Abstract Despite improvements in genetic and functional studies, delayed diagnosis of common variable immunodeficiency (CVID) remains challenging. To overcome this, an exploratory study to evaluate the diagnostic performance of a panel of biomarkers for CVID, such as the sum of κ+λlight chains and the soluble B-cell maturation antigen (sBCMA) levels, switched memory B cells (smB) and VISUAL score, through logistic regression models compared to gold-standard tests (specific antibody responses) was carried out.ANOVA and bivariate analysis were performed between different groups and logistic regression models were fitted using CVID biomarkers between CVID and selective IgA deficiency (SIgAD).

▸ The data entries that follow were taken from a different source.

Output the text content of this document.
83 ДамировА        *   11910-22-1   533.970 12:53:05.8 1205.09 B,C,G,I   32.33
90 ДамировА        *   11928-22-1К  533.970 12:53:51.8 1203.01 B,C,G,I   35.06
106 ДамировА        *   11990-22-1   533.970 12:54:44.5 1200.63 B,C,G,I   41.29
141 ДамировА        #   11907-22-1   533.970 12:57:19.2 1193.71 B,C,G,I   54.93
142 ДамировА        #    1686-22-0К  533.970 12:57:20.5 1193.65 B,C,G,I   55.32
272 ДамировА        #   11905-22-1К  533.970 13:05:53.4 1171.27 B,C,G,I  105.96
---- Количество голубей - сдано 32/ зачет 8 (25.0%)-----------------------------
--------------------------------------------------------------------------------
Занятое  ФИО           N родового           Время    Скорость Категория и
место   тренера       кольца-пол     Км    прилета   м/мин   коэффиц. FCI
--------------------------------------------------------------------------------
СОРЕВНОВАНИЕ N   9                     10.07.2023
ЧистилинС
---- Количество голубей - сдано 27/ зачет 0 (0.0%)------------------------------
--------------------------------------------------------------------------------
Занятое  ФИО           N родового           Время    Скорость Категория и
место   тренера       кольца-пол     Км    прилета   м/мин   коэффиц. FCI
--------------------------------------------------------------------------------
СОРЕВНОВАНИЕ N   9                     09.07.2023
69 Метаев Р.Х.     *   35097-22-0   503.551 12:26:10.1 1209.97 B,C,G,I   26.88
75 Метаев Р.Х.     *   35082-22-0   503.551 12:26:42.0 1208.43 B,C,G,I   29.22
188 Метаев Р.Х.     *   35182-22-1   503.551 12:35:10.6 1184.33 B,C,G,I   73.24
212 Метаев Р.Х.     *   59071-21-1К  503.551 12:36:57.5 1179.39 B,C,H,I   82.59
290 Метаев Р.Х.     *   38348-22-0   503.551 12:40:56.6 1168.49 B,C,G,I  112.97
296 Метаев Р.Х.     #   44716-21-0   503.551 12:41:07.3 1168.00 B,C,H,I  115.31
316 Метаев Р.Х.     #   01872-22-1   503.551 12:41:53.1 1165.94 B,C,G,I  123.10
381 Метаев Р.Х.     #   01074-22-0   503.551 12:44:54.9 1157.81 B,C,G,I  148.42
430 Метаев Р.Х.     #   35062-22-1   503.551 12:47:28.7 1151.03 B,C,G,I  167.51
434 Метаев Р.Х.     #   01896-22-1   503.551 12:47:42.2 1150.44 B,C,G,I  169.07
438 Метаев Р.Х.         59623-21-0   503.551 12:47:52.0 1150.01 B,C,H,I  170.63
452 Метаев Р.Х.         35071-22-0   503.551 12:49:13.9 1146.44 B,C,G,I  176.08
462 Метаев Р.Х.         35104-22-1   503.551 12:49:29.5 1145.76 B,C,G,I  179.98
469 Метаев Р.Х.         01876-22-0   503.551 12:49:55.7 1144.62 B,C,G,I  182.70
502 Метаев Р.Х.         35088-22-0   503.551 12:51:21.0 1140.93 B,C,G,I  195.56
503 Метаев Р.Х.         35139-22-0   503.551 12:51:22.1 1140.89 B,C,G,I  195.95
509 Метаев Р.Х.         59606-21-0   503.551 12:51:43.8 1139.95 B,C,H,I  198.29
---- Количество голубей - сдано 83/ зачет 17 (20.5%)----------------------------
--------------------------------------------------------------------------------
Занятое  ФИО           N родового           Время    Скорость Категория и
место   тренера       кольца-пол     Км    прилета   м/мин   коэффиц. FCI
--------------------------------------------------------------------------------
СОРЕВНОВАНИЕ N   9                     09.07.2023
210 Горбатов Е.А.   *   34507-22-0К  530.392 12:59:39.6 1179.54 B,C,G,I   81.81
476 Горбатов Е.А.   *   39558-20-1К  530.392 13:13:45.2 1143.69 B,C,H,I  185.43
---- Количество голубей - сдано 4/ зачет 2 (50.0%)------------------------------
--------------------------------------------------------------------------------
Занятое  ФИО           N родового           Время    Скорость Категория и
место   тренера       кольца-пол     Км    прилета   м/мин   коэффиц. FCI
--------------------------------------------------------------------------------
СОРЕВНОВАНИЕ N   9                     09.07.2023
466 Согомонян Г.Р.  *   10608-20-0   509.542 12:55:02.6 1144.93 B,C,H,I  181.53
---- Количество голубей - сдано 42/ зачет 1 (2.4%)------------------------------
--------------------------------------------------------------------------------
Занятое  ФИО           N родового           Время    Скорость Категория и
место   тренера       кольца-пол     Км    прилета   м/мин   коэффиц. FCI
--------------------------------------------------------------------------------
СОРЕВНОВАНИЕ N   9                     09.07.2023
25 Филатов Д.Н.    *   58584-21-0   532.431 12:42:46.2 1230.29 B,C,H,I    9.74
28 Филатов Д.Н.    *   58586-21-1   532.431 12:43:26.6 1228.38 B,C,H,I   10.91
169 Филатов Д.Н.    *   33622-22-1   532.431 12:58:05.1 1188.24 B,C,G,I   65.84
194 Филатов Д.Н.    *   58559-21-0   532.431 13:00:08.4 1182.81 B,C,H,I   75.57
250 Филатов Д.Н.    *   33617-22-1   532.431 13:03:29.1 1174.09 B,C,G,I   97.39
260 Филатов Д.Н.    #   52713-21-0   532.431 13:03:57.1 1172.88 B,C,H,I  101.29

A total of 88 subjects were studied: 27 CVID patients, 23 SIgAD patients, 20 secondary immunodeficiency (SID) patients and 18 healthy controls. We validated the diagnostic performance of individual biomarkers sBCMA and sum κ+λ, with Se 89% and Spe 89%, versus Se 90% and Spe 99%, respectively. sBCMA strongly correlated with all other three variables (sum κ+λ, smB cell and VISUAL). By contrast, sum κ+λ did not correlate with either smB cells or VISUAL, and could provide added diagnostic value. By multivariable tree decision model, only 2 two factors proved to be independent signature biomarkers of CVID, namely specific antibody responses and sum κ+λ. The resulting model had an AUC of 0.946, Se 0.85, and Spe 0.95. The tree-decision model can increase diagnostic efficiency. Sum κ+λ stood out over other CVID classifiers, further highlighting its potential as a diagnostic criterion.